(Author: Libyan Gazette Editorial Staff)
Photo by Ismail Zitouny, Reuters. Photo of closed emergency room in Tripoli Central Hospital taken on July 18, 2016.
A father and his six year old daughter with a plastic anemia, a rare blood cell disease, attempt to make their way to Europe via the Mediterranean Sea on a motor boat. Abdulhakil Shaybi became desperate to get his six year old daughter, Sajida, medical treatment after unsuccessfully searching for a medical specialist to treat his daughter and unable to attain a visa to take his daughter abroad for treatment.
A couple hours after setting out from the shore of Sabratha, a city in the west of Libya, Shaybi crosses paths with a European migrant rescue boat.

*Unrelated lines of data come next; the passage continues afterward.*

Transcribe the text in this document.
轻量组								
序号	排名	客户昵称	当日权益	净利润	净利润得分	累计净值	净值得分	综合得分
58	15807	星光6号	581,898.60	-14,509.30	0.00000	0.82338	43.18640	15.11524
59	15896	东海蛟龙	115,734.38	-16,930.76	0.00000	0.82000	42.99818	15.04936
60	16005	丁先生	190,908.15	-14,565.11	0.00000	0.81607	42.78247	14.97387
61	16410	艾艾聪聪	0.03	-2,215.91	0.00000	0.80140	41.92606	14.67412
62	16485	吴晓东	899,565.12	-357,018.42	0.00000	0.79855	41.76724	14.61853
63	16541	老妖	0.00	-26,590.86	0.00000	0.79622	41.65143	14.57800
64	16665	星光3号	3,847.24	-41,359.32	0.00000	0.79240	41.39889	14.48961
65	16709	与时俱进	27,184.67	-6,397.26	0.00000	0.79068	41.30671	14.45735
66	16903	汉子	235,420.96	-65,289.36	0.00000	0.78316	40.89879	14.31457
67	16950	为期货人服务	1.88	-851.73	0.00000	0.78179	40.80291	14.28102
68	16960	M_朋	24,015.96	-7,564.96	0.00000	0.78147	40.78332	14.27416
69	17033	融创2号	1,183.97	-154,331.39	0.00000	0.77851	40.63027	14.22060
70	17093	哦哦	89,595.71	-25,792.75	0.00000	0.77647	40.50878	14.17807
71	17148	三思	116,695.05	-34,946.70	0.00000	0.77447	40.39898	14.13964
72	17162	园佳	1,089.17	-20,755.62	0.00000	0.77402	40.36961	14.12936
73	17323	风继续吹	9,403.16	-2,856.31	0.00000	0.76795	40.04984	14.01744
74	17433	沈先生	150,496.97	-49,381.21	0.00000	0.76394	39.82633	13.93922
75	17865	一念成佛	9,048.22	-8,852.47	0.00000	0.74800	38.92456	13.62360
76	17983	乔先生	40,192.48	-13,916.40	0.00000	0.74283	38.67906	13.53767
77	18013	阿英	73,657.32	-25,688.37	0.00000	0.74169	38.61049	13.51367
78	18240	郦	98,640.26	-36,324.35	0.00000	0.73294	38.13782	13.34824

“I raised a white flag to the ship in a sign of peace,” Shaybi said in a phone interview with Reuters after making it to Genoa, Italy where Sajida was undergoing tests by medical professionals to assess her condition.
Shaybi’s story got a lot of attention on social media as many in Libya drew parallels to Shaybi’s desperate state and frustration with the healthcare situation in Libya. Libya’s health care program has been suffering from weakened security, weakened economy and low medical resources.
The Tripoli Central Hospital is “in a disastrous condition, one hundred times worse than before. There was no nursing staff at night, no medicine, and no health care at all,” describes Shaybi. The hospital has also suffered from local power and water outages impacting its ability to care for its patients. The hospital’s emergency room was closed after two nurses were attacked three months ago. Many of the hospital’s staff refuse to go back in fear for their lives. The general manager Mukhtar Al-Habbas said the hospital is “only conducting emergency operations.”
“We have no anaesthetic, sterilising materials, or medical gauze, so how we can work?” said Al-Habbas.
Haroon Rashid, from the World Health Organization, said almost half of Libya’s hospitals are in very similar conditions if they have not already closed their doors because of their inability to treat patients.
During the rule of former dictator Muammar Gaddafi Libya’s oil wealth enabled it to employ many foreign doctors and other medical professionals who were attracted to work in Libya by high paying salaries. About 80% of them have left Libya since the start of the uprising in 2011.
The interruption of Libya’s oil production and sales has further unsettled the country’s political situation and economy putting Libya’s health care system in a tough position. Many foreign entities are not providing funding to Libya because of assumptions of wealth available in Libya.
Rashid explains that “everyone is saying that Libya is a rich country, and they may have frozen assets but they have nothing in hand.”
Tripoli Medical Centre has endured enormous amount of setbacks.The use of some medical equipment has been halted by contractors who have not been paid. Hospital staff who, despite safety risks, still work at the hospital say they might not return to the hospital if their salaries are not paid.